Retailers never just roll over and die. They tend to fade out over the course of a month or so, during which time they try to recoup as many bucks as possible through close-out sales.

These are typically rather hurried affairs, complete with rather lofty claims posted in the front window. In the case of Fantle's, the recently deceased drug chain, Betty Manning, of Fairfax, can tell you all about front-window loftiness.

Betty chanced past the Fantle's on Cedar Lane in Vienna one day in early September, just after Fantle's had announced its demise. In the front window were several splashy signs that promised "savings of 50 percent off and more." Right in front of the 5 and the 0, but in much smaller type and much less splashy colors, were the magic words: "Up to."

Thinking that the Good Ship Lucky had just docked, our heroine went inside and bought a few things. When the cashier broke the news that Betty's purchases rated only a 10 percent discount, she hit the roof, followed shortly by the manager's office.

But the manager wouldn't change the terms of the sale. No, said she, Betty could not return the items she had just purchased. No, said she, Betty could not upgrade her discount from 10 percent to 50. The truth was in the window, the manager said, even if some key portions of it were in type so small that Betty could barely read it.

Asked to comment, Gloria Kornasiewicz, the chief of investigations for the Fairfax County Office of Consumer Affairs, said the Virginia Consumer Protection Act prohibits false advertising. "I would say that in a situation like this, {the Fantle's signs} could be deemed misleading," Gloria said. However, she added, no written complaints about the Fantle's going-out-of-business sale had been filed with her office as of the last week of September.

By the way, at Betty's request, the Fantle's manager did locate two items in the Vienna store that were marked 50 percent off. They were ceiling fans, and a few Christmas items. Don't all cheer at once.

Betty's bottom line: "I hope {my letter} will help some people save their money and buy something when it's really on sale."

My bottom line: You've never heard better advice.

Nettie Dillon, of Rockville, met a knockout of a teenager the other day. Here's hoping he's reading this. He deserves all the praise I can heap on him.

He deserves it because he helped Nettie when she really needed it. The scene was the checkout line of the Giant Food store near Nettie's home. She had just done her marketing, and the clerk was processing her purchases. "But when you're 81 years old, you sometimes don't even remember the simplest things," Nettie said. In this case, she had forgotten to pick up a jar of mayonnaise.

If Nettie had been a typical shopper, she would have thought only of herself. She would have asked the people behind her to wait a second. Then she would have gone and found the mayonnaise. Then she would have returned to her place in line. By then, of course, everyone behind her in line would have been fuming.

But a young man of about 15 who was behind Nettie in line overheard her mayonnaise angst. He volunteered to chase down the mayonnaise for her. It didn't take Nettie long to accept.

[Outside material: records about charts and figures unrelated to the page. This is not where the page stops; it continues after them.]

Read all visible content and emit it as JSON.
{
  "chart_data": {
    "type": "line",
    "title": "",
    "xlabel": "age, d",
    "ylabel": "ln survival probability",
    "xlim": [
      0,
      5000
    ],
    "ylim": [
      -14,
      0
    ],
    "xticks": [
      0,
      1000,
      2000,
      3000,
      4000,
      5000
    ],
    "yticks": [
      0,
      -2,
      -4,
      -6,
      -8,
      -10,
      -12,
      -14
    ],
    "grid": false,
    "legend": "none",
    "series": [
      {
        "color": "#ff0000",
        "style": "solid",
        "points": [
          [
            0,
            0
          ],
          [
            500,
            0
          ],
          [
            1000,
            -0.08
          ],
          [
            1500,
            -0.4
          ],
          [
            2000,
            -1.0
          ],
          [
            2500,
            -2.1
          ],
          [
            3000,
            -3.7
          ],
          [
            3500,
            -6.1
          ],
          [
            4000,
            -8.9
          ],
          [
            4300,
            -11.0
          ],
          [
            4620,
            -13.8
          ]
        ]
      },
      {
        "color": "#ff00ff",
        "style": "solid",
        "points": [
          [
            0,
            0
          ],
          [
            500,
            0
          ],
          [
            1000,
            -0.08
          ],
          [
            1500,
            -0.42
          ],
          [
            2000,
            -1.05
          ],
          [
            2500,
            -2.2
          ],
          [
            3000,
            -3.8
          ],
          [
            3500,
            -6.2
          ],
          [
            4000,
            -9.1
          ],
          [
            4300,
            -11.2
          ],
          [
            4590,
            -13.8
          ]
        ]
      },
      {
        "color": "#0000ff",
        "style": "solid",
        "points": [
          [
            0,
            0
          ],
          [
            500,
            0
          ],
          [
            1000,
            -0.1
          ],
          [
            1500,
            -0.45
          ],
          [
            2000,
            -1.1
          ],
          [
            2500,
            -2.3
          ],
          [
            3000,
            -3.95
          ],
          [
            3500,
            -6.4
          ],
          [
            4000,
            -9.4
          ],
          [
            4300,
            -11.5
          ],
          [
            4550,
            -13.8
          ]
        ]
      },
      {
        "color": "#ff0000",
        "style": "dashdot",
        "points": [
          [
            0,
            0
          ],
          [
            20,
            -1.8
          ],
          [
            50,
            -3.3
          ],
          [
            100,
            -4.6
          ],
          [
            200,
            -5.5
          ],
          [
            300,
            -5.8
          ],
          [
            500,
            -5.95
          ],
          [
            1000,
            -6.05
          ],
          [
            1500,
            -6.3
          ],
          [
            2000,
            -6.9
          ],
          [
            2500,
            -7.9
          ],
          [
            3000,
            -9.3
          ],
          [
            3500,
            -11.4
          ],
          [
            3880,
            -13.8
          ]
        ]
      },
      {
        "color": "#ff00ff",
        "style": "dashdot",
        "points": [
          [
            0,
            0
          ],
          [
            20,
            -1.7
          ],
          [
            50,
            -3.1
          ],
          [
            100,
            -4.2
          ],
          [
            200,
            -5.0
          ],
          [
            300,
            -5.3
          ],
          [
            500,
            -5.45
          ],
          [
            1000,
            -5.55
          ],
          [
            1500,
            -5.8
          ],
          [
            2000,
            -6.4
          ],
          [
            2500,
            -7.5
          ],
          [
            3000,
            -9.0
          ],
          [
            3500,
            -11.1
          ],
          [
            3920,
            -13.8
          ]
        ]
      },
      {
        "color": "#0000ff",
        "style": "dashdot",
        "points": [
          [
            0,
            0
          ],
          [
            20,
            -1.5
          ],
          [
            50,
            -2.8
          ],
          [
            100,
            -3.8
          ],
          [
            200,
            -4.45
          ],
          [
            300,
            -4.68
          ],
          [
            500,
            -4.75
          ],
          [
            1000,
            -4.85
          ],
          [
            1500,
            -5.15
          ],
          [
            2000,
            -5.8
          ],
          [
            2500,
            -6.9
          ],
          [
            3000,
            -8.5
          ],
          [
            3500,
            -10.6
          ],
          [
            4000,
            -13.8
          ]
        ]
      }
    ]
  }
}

Icing on the cake: The teenager could have grabbed the first jar of mayo he saw, to speed Nettie and the rest of the line along. But from way back at the mayo display, he shouted: "Do you want regular or light?" This was truly a guy who believed in doing the whole job and doing it right. Well done, mayo man.

Next up is a young hero whose name we know. He's Tim Hamilton, a manager at the AMC Carrollton 6 movie theater in Prince George's County. As you'll soon hear, he's not one to stand on ceremony, or to duck a tough decision.

Robert Bodine, of Lanham, took four kids to see "The Jungle Book" at the Carrollton 6 one recent afternoon. The ad in the paper said there was a 1 p.m. show. So did a sign over the cashier's window. But the first showing had been bumped back to dinner time by downtown management, without notice. Naturally, the kids were all terribly disappointed.

Robert asked if Tim would simply show the movie anyway. Tim called a downtown manager to ask permission. But that manager was unreachable.

Wouldn't most managers freeze in their tracks at this point? Wouldn't they worry about getting in trouble or getting fired if they "went solo" and decided to show the film?

Not Tim Hamilton. He ordered up a special showing on the spot.

As Robert Bodine says, it's refreshing to meet a manager who doesn't "delight in telling us we can't have what we want." Other managers, please tell your backbones to copy.